The Bible tells the one story of God and His relationship to his people – the story of Creation and fall, the call of Abraham, the liberation of the Hebrews from slavery in Egypt, the journey through the desert and the making of the covenant on Sinai, the conquest of the promised land; the political necessities – judges, then kings; the building of the Temple; the long history of unfaithfulness to the covenant; exile in Babylon; the longing for a King who would gather all the tribes together; the fulfillment of those longings in the life, death and resurrection of God’s Son, Jesus, the source of our salvation.
It begins, then, with the Old Testament’s account of God’s creating the world out of love, the decision by human beings to go their own way apart from God, and God’s relentless efforts to restore this broken relationship: first, by forming a people to exist as a sign of God’s presence in the world, and then, in the face of the repeated disloyalty of his people, sending his Son to bring healing to the wound of sin and death. It is the long story of God’s fidelity in response to the fickleness, ingratitude and treachery of the human heart.
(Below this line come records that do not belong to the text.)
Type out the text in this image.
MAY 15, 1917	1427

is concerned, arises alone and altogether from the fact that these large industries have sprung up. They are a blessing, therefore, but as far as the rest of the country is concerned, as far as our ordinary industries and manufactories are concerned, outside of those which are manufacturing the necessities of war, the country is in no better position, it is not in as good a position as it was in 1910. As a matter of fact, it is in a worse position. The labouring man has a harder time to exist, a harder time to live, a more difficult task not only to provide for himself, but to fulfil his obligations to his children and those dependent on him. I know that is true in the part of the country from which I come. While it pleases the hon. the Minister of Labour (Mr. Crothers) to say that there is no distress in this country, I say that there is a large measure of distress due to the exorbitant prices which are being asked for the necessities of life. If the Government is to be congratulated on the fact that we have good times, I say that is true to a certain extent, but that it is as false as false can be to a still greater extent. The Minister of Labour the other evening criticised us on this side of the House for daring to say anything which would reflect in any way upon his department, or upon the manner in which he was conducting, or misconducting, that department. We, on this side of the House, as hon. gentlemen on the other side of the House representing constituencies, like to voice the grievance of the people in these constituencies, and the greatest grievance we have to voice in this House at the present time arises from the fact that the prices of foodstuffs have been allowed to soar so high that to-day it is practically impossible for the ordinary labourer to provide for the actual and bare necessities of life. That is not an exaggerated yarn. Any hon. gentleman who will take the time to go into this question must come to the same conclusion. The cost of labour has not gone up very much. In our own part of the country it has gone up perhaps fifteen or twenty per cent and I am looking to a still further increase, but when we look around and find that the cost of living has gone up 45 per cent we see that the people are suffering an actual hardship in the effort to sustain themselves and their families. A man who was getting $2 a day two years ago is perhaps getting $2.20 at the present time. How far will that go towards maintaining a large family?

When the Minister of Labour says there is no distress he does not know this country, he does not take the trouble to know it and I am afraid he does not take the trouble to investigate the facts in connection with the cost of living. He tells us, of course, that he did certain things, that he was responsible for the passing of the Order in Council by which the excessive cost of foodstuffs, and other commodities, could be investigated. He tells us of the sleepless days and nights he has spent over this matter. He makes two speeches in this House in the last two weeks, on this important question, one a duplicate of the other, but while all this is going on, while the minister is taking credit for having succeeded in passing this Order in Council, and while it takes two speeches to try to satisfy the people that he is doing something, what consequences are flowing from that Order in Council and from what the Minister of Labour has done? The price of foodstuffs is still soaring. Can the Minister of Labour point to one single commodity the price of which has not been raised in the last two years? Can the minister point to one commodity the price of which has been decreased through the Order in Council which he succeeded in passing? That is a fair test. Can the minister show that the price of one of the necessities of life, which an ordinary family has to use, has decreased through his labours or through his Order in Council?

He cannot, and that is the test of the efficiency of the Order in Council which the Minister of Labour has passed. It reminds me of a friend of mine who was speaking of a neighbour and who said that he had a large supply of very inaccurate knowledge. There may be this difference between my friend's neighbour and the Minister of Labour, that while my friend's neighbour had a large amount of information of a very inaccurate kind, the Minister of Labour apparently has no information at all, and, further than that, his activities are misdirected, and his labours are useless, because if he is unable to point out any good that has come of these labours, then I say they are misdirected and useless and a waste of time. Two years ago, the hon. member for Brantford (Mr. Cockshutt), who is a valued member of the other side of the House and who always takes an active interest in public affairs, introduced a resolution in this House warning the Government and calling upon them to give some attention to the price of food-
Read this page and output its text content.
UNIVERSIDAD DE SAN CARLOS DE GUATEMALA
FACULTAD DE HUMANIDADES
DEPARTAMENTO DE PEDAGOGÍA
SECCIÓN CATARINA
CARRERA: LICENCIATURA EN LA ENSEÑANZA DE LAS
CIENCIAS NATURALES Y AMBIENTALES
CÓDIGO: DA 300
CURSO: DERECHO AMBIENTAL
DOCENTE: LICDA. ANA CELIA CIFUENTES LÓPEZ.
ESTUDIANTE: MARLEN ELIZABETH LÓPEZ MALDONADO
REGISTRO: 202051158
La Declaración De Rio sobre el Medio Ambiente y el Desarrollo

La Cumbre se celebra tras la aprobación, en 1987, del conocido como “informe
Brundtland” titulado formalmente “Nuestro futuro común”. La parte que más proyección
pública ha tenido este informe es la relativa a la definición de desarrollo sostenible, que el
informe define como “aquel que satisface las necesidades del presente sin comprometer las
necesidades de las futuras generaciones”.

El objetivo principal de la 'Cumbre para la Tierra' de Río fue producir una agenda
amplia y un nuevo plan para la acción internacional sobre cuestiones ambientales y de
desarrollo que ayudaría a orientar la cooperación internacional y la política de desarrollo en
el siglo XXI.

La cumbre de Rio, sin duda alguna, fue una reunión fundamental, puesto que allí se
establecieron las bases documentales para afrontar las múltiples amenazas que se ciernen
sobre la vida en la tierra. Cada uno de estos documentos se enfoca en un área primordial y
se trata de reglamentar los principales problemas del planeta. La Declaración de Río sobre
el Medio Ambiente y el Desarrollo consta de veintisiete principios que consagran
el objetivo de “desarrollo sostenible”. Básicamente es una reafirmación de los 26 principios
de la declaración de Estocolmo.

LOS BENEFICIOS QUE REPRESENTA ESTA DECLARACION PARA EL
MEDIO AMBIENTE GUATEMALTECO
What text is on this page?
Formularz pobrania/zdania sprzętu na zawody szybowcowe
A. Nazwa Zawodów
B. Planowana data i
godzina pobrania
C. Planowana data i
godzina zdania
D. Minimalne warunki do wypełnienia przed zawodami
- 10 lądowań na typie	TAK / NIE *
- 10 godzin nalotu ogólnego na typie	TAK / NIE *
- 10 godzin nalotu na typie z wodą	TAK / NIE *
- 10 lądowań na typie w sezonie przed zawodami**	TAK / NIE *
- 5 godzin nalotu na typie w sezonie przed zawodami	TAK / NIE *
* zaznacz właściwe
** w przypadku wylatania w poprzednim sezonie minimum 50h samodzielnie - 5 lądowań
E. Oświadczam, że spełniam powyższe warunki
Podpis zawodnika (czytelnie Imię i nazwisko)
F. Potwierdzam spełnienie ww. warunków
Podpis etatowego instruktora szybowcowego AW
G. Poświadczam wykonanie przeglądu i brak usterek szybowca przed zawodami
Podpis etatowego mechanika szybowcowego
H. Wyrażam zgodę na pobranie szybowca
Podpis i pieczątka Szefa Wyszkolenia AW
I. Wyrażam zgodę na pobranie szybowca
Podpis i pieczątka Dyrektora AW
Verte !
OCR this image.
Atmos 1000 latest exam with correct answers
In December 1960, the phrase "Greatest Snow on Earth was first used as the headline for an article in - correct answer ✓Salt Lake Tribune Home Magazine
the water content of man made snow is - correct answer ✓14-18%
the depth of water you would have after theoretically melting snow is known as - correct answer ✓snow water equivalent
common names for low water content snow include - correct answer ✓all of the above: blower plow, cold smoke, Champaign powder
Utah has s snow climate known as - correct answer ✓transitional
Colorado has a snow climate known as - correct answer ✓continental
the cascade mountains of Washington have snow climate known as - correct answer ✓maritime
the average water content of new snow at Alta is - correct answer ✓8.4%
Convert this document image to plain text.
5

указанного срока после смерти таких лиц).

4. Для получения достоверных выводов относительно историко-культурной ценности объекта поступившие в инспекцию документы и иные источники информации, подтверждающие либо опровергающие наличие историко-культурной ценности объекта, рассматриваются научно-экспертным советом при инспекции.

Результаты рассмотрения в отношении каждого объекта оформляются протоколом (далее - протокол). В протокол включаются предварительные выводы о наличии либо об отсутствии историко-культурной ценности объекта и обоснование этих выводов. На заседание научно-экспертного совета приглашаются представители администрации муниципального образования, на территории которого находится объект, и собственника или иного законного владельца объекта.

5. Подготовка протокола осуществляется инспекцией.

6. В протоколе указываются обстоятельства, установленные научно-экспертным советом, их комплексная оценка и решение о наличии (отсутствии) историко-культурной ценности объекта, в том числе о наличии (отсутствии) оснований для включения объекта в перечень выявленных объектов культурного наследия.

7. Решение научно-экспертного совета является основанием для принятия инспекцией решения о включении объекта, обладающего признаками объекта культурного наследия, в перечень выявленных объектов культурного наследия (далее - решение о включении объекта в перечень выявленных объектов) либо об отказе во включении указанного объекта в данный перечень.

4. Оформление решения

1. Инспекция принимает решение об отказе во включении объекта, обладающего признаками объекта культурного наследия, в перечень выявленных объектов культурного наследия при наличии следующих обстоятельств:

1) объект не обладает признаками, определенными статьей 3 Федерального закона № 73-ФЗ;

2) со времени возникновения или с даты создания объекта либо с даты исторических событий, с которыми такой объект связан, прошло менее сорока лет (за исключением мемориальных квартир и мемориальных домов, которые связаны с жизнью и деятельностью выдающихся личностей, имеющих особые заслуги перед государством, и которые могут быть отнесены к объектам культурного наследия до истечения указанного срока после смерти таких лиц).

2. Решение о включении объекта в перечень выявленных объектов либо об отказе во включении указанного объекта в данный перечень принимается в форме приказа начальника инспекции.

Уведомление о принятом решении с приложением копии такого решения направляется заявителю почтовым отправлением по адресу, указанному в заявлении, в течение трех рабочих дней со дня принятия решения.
To return to your question, then. It is incorrect to say that the New Testament cancels out the Old, because the New Covenant stands as a response to and a fulfillment of the covenant that God makes with the people of Israel. It does not stand on its own apart from that larger history. Is the New Testament more important than the Old? If one had to choose, of course nothing is more important than the salvation from sin and death won for us by Jesus Christ. But it is not a matter of choosing one over the other, since salvation itself cannot be understood apart from God’s refusal to be deterred by the recalcitrance of the human heart. In this way, the Old and the New Testaments form one, integrated, glorious story of God’s love for us.
By way of further illustrating the connection between the two testaments, allow me to end these reflections with reference to the theme of Exodus. Properly speaking, the Exodus refers to Moses’ leading the chosen people out of slavery in Egypt, climaxed by the encounter with the superior forces of the Egyptians at the Red Sea. This exodus from slavery to freedom is the defining moment in the life of God’s people in the Old Testament. It is remembered still, faithfully and with exactness, in the annual Passover meal of the Jewish people.
The defining moment in the New Testament, Jesus’ passage from death to life, is also an exodus from slavery to freedom. This is an exodus whose meaning represents a deepening and, one could say, a redefinition of the human problem. This time, the freedom in question is not a freedom from forces that oppress from without, but rather from within, the enslavement of sin that distorts our relationships with ourselves, our neighbor, and God. The victory over the power of sin and the restoration of these relationships is the salvation won for us through the power of God’s love. Like our Jewish friends, we faithfully remember these saving events in our own Passover meal, the celebration of the Eucharist.
This is but one example of the rich interrelationship and interdependence that exist between the Old and the New Testaments. My prayers are with you as you continue the study of God’s Word. May it be “a lamp for your feet and a light for your path.” (See Psalm 119:105.)